Mukherjee Swati, Pierson Theodore C, Dowd Kimberly A
Viral Pathogenesis Section, Laboratory of Viral Diseases, National Institute of Allergy and Infectious Diseases, National Institutes of Health, Bethesda, MD, USA.
Methods Mol Biol. 2014;1138:75-97. doi: 10.1007/978-1-4939-0348-1_6.

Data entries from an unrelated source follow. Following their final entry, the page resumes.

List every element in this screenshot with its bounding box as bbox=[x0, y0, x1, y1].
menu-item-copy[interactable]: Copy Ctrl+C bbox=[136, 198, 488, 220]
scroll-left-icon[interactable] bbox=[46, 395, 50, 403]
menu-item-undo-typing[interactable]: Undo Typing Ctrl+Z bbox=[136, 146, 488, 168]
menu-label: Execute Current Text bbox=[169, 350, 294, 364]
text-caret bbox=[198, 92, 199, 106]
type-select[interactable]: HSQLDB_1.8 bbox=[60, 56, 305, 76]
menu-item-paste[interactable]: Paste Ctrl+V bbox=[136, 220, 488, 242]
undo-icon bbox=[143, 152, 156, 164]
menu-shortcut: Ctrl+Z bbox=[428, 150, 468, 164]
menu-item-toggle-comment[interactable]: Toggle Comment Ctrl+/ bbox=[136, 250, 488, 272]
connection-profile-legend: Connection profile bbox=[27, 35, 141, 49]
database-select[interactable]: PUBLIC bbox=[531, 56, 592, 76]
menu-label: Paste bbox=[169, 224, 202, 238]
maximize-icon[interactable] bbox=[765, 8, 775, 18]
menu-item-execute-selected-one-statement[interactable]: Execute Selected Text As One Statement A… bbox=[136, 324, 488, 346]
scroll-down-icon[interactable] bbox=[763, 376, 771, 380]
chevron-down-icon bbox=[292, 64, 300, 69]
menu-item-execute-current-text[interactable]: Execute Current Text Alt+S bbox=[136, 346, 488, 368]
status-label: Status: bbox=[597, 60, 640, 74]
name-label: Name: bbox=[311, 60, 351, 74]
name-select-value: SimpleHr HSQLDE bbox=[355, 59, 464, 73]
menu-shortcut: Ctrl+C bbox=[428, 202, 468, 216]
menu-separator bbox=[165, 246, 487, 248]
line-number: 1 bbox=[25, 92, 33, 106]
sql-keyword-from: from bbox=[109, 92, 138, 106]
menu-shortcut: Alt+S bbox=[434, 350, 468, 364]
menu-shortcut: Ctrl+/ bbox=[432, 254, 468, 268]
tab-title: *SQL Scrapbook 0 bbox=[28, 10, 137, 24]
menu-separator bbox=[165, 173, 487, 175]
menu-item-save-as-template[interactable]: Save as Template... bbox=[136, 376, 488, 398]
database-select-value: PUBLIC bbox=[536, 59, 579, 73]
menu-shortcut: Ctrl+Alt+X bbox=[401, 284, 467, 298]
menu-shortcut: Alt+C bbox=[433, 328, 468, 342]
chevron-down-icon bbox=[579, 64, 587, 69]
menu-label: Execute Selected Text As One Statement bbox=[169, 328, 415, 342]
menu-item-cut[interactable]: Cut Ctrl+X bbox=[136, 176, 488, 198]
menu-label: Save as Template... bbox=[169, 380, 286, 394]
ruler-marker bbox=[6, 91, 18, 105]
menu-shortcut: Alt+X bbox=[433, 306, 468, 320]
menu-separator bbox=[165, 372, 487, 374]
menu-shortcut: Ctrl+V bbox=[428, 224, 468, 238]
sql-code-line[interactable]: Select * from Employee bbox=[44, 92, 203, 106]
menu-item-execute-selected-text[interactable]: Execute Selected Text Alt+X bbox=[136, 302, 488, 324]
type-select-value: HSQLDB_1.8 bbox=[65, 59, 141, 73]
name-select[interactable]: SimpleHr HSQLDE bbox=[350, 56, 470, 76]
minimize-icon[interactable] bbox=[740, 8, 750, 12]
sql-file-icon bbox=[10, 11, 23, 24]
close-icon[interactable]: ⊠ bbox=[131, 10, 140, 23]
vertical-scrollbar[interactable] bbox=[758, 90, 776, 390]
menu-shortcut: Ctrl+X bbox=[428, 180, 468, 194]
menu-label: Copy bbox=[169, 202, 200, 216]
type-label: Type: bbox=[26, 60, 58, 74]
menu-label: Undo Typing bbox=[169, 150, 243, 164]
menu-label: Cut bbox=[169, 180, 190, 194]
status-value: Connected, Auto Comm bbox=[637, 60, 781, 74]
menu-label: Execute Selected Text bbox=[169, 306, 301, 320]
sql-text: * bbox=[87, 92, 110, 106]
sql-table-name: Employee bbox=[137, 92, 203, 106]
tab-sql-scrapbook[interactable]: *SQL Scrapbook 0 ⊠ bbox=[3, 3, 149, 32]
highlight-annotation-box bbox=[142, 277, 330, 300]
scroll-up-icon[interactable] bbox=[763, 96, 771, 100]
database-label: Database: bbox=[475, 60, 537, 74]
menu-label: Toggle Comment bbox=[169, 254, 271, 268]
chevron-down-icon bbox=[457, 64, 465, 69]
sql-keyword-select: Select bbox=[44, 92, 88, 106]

This chapter outlines methods for the production of dengue virus (DENV) reporter virus particles (RVPs) and their use in assays that measure antibody-mediated neutralization and enhancement of DENV infection. RVPs are pseudo-infectious virions produced by complementation of a self-replicating flavivirus replicon with the DENV structural genes in trans. RVPs harvested from transfected cells are capable of only a single round of infection and encapsidate replicon RNA that encodes a reporter gene used to enumerate infected cells. RVPs may be produced using the structural genes of different DENV serotypes, genotypes, and mutants by changing plasmids used for complementation. Further modifications are possible including generating RVPs with varying levels of uncleaved prM protein, which resemble either the immature or mature form of the virus. Neutralization potency is measured by incubating RVPs with serial dilutions of antibody, followed by infection of target cells that express DENV attachment factors. Enhancement of infection is measured similarly using Fc receptor-expressing cells capable of internalizing antibody-virus complexes.
本章概述了登革病毒(DENV)报告病毒颗粒(RVP)的生产方法及其在检测抗体介导的中和作用和DENV感染增强作用的试验中的应用。RVP是通过将自我复制的黄病毒复制子与DENV结构基因反式互补而产生的假感染性病毒粒子。从转染细胞收获的RVP仅能进行一轮感染,并包裹编码用于计数感染细胞的报告基因的复制子RNA。通过改变用于互补的质粒,可使用不同DENV血清型、基因型和突变体的结构基因来生产RVP。还可以进行进一步的修饰,包括产生具有不同水平未切割prM蛋白的RVP,其类似于病毒的未成熟或成熟形式。通过将RVP与抗体的系列稀释液孵育,然后感染表达DENV附着因子的靶细胞来测量中和效力。使用能够内化抗体-病毒复合物的表达Fc受体的细胞,以类似的方式测量感染增强作用。